Stock Markets May 31, 2026 12:48 AM

All 11 Victims Recovered After White Liquor Tank Implosion at Washington Paper Plant

Search concludes after indoor debris cleared and drone scans; tests confirm river contamination but no detected negative impacts to air or municipal drinking water

By Sofia Navarro

Officials confirmed on May 30 that recovery teams have located the bodies of all nine people who had been missing following the implosion of a chemical storage tank at a Nippon Dynawave Packaging facility, bringing the death toll to 11. The tank, which held roughly 900,000 gallons of a sodium hydroxide and sodium sulfide solution used in pulp production, ruptured earlier in the week. Authorities reported tests showed contamination reached the nearby Columbia River, but no adverse impacts were detected in air quality measurements or in the city of Longview's drinking water.

All 11 Victims Recovered After White Liquor Tank Implosion at Washington Paper Plant

Key Points

  • Eleven fatalities confirmed after a chemical storage tank imploded at a Nippon Dynawave Packaging facility; nine previously missing bodies were recovered during search operations.
  • The ruptured tank contained about 900,000 gallons (3.4 million liters) of white liquor - a sodium hydroxide and sodium sulfide solution used in making paper pulp - and tests confirmed contamination reached the Columbia River.
  • Officials reported no detected negative health impacts from air quality measurements or the city of Longview’s drinking water; corporate ownership ties the Longview plant to Nippon Paper Industries, acquired from Weyerhaeuser for $225 million and established as a wholly owned subsidiary in 2016.

May 30 - Recovery crews have completed the search for missing workers after a chemical tank ruptured at a packaging plant in Washington state, bringing the confirmed fatalities to 11, officials said on Saturday.
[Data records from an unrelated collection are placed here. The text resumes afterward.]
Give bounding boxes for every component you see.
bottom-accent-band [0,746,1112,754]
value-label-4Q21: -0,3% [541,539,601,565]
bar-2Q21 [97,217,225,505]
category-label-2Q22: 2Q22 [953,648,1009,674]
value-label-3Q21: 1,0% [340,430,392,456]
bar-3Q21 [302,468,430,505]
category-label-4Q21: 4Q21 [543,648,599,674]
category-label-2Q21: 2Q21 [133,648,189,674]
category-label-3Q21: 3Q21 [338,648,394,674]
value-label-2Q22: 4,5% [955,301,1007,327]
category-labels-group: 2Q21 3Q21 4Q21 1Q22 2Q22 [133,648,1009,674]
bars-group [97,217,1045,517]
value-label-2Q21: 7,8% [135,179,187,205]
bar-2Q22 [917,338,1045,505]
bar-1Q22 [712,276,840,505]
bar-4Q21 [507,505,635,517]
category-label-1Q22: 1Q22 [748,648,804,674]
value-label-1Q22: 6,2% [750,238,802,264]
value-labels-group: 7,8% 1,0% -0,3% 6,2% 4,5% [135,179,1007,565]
Two deaths were reported immediately after the incident, and crews continued to search for the remaining missing people over the following days. Cowlitz 2 Fire & Rescue’s deputy chief, Kurt Stitch, said teams worked through debris inside the facility and deployed drones to inspect the outer areas of the site as the operation progressed.

The failure involved a storage tank that contained approximately 900,000 gallons (3.4 million liters) of what officials identified as "white liquor" - a chemical mixture of sodium hydroxide and sodium sulfide that is used in the manufacture of paper pulp. Tests conducted after the rupture confirmed that contamination reached the nearby Columbia River, according to officials. At the same time, those officials said no "negative health impacts" had been observed in air quality testing or in the drinking water supplied to the city of Longview.
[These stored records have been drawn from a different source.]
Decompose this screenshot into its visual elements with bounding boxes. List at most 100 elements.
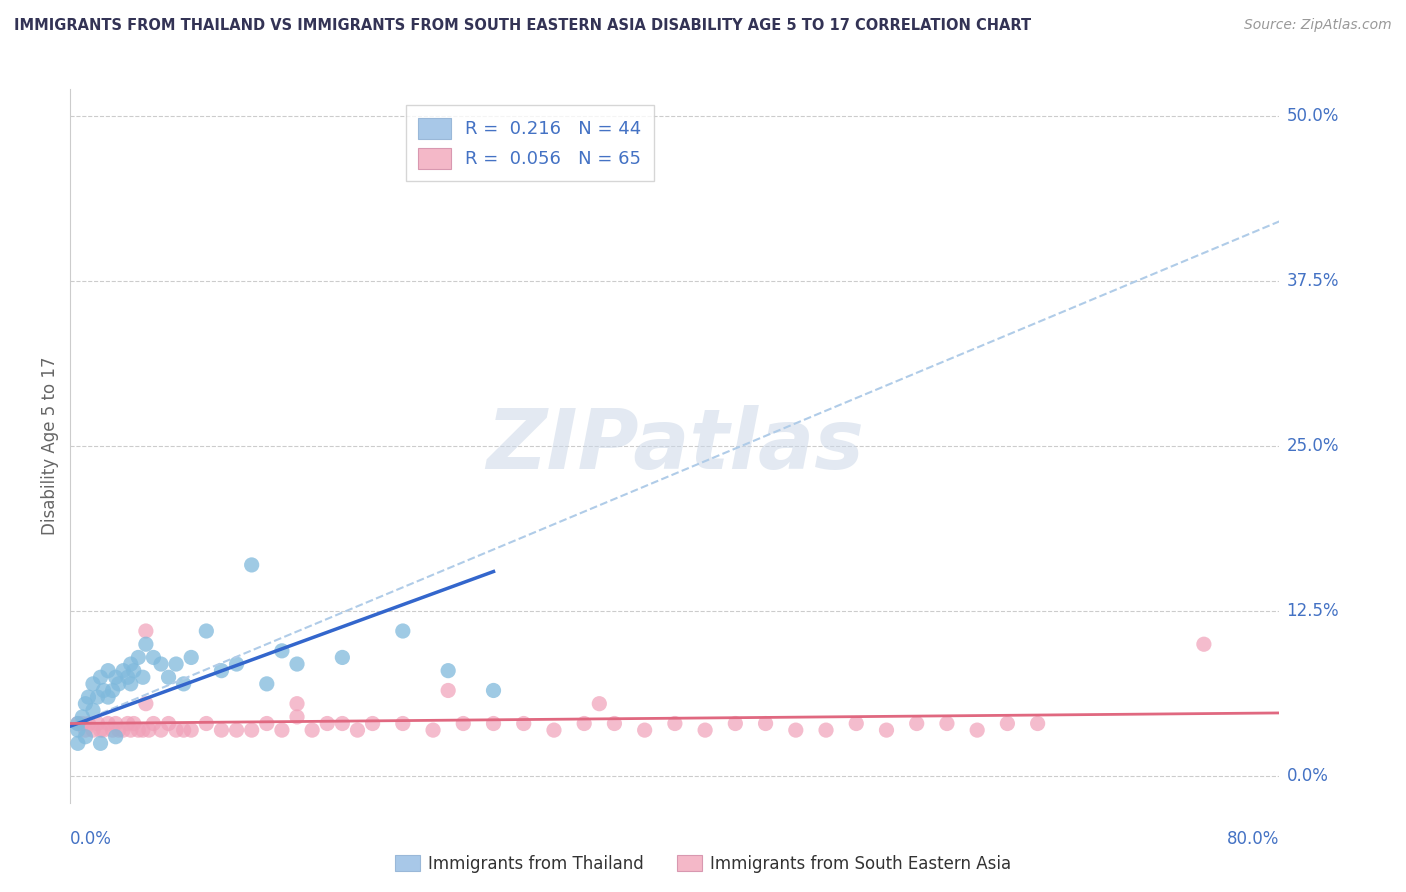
Legend: R =  0.216   N = 44, R =  0.056   N = 65: R = 0.216 N = 44, R = 0.056 N = 65 — [405, 105, 654, 181]
Point — [122, 664, 145, 678]
Point — [142, 716, 165, 731]
Point — [157, 670, 180, 684]
Point — [101, 683, 124, 698]
Text: IMMIGRANTS FROM THAILAND VS IMMIGRANTS FROM SOUTH EASTERN ASIA DISABILITY AGE 5 : IMMIGRANTS FROM THAILAND VS IMMIGRANTS F… — [14, 18, 1031, 33]
Point — [104, 670, 127, 684]
Point — [132, 670, 155, 684]
Point — [132, 723, 155, 738]
Point — [845, 716, 868, 731]
Point — [785, 723, 807, 738]
Point — [165, 723, 187, 738]
Point — [157, 716, 180, 731]
Point — [422, 723, 444, 738]
Point — [97, 664, 120, 678]
Point — [93, 683, 115, 698]
Point — [138, 723, 160, 738]
Point — [905, 716, 928, 731]
Point — [225, 657, 247, 671]
Point — [270, 644, 294, 658]
Point — [211, 723, 233, 738]
Point — [195, 716, 218, 731]
Point — [66, 736, 89, 750]
Point — [75, 730, 97, 744]
Point — [77, 716, 100, 731]
Point — [361, 716, 384, 731]
Point — [332, 650, 354, 665]
Point — [72, 710, 94, 724]
Point — [112, 664, 135, 678]
Point — [693, 723, 716, 738]
Point — [513, 716, 536, 731]
Text: Source: ZipAtlas.com: Source: ZipAtlas.com — [1244, 18, 1392, 32]
Point — [815, 723, 838, 738]
Point — [90, 723, 111, 738]
Point — [66, 716, 89, 731]
Point — [875, 723, 898, 738]
Text: ZIPatlas: ZIPatlas — [486, 406, 863, 486]
Point — [211, 664, 233, 678]
Point — [150, 723, 172, 738]
Point — [101, 723, 124, 738]
Point — [270, 723, 294, 738]
Point — [75, 723, 97, 738]
Point — [180, 723, 202, 738]
Point — [122, 716, 145, 731]
Point — [482, 683, 505, 698]
Point — [127, 650, 149, 665]
Point — [173, 677, 195, 691]
Point — [256, 677, 278, 691]
Point — [75, 697, 97, 711]
Point — [285, 697, 308, 711]
Point — [453, 716, 475, 731]
Point — [391, 624, 415, 638]
Point — [316, 716, 339, 731]
Point — [66, 723, 89, 738]
Point — [346, 723, 368, 738]
Point — [90, 670, 111, 684]
Point — [574, 716, 596, 731]
Point — [180, 650, 202, 665]
Point — [664, 716, 686, 731]
Point — [107, 677, 129, 691]
Point — [482, 716, 505, 731]
Point — [82, 677, 104, 691]
Point — [240, 558, 263, 572]
Text: 12.5%: 12.5% — [1286, 602, 1339, 620]
Point — [117, 716, 139, 731]
Point — [135, 697, 157, 711]
Point — [112, 723, 135, 738]
Point — [966, 723, 988, 738]
Point — [72, 716, 94, 731]
Legend: Immigrants from Thailand, Immigrants from South Eastern Asia: Immigrants from Thailand, Immigrants fro… — [388, 848, 1018, 880]
Point — [173, 723, 195, 738]
Point — [165, 657, 187, 671]
Point — [97, 716, 120, 731]
Point — [437, 664, 460, 678]
Point — [135, 637, 157, 651]
Point — [127, 723, 149, 738]
Point — [117, 670, 139, 684]
Text: 80.0%: 80.0% — [1227, 830, 1279, 847]
Point — [936, 716, 959, 731]
Point — [301, 723, 323, 738]
Point — [588, 697, 610, 711]
Point — [754, 716, 776, 731]
Point — [1026, 716, 1049, 731]
Point — [90, 736, 111, 750]
Point — [391, 716, 415, 731]
Point — [285, 657, 308, 671]
Point — [142, 650, 165, 665]
Point — [995, 716, 1018, 731]
Point — [240, 723, 263, 738]
Point — [104, 716, 127, 731]
Point — [332, 716, 354, 731]
Point — [107, 723, 129, 738]
Text: 25.0%: 25.0% — [1286, 437, 1339, 455]
Point — [93, 723, 115, 738]
Point — [82, 703, 104, 717]
Point — [603, 716, 626, 731]
Point — [724, 716, 747, 731]
Text: 50.0%: 50.0% — [1286, 107, 1339, 125]
Text: 0.0%: 0.0% — [1286, 767, 1329, 785]
Point — [135, 624, 157, 638]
The tank imploded at a facility operated by Nippon Dynawave Packaging. Nippon Paper Industries, which is Japan’s second-largest paper manufacturer by sales, bought the Longview plant from Seattle-based timber company Weyerhaeuser for $225 million and established Nippon Dynawave Packaging as a wholly owned subsidiary in 2016.

Market information included with the incident report showed a share price snapshot for Nippon Paper Industries under the code 3863, indicating a close at 1,259.00 JPY, a decline of 108.0 JPY, or 7.90 percent, on a reported close of 29/05.
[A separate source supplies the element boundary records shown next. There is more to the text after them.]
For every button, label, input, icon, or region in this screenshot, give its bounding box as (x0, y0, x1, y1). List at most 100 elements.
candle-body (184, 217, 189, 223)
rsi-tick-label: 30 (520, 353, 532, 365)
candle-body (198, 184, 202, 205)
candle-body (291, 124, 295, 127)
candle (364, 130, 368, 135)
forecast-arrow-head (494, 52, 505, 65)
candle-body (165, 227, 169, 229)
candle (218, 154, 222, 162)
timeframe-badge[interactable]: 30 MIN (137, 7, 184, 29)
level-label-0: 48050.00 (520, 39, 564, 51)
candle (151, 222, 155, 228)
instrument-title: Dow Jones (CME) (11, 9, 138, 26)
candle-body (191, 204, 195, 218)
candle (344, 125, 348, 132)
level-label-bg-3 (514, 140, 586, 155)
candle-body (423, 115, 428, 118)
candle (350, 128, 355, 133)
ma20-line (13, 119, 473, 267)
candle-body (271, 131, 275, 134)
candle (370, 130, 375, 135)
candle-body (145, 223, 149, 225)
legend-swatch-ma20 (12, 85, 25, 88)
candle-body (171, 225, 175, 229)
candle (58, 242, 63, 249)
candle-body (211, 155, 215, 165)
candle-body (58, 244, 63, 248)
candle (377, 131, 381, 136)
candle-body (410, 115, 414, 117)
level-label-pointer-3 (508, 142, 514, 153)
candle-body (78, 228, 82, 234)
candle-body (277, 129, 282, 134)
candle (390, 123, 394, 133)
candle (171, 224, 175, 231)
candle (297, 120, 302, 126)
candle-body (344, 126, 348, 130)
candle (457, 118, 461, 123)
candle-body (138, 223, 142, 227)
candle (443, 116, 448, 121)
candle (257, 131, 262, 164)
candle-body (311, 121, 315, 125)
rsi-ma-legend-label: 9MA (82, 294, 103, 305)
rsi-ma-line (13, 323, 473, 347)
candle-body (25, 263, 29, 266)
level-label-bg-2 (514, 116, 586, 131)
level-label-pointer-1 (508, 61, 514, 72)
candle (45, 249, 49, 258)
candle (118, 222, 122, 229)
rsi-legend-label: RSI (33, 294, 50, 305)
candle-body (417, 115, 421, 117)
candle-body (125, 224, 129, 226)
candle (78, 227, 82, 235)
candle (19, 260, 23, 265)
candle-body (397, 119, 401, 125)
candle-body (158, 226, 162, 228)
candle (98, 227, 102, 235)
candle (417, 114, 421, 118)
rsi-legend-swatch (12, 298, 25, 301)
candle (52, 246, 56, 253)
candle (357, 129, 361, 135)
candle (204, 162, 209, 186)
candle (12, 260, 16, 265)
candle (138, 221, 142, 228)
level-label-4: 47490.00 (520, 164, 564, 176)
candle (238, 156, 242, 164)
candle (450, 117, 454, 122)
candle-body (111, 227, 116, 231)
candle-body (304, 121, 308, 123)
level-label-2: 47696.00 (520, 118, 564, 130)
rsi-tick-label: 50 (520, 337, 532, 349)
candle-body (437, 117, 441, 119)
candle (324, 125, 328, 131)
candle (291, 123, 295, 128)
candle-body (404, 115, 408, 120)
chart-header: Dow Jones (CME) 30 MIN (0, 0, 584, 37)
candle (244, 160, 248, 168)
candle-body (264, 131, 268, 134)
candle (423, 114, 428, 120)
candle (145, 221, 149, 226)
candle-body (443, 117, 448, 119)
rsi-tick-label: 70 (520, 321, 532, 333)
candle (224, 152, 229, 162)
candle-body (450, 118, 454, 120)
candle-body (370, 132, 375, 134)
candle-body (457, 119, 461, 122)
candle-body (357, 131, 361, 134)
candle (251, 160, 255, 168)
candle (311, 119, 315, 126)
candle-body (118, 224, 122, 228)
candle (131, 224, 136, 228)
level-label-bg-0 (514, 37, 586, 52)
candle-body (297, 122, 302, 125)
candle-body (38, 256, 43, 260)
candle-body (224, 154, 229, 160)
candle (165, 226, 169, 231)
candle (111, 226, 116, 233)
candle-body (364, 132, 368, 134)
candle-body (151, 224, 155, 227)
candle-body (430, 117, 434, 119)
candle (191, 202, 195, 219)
Officials have not reported any detected negative effects to public health from the tests performed to date, but the confirmation that chemical contamination entered the Columbia River underscores an ongoing environmental and operational concern for the plant and local authorities. The recovery work and subsequent testing indicate a multifaceted response involving on-site debris removal, aerial inspection, and environmental monitoring.

No further specifics were provided about the identities of the victims, the cause of the tank’s implosion, or any timeline for the plant’s future operations. Authorities described the recovery as complete once the nine missing people were found and the total of 11 fatalities was confirmed.


Summary

All nine previously missing people have been recovered following a chemical tank implosion at a Nippon Dynawave Packaging facility in Washington, bringing the confirmed deaths to 11. The tank held about 900,000 gallons of white liquor used in pulp production. Tests found contamination had entered the Columbia River, but officials reported no negative health impacts on air or Longview’s drinking water.

Risks

  • Environmental contamination risk - tests confirmed chemical entry into the Columbia River, posing potential ecosystem and downstream water-quality concerns for the region (impacts on the environment and water management sectors).
  • Operational and reputational risk for the plant operator and parent company following a fatal industrial accident and confirmed contamination (impacts on paper manufacturing and industrial operations sectors).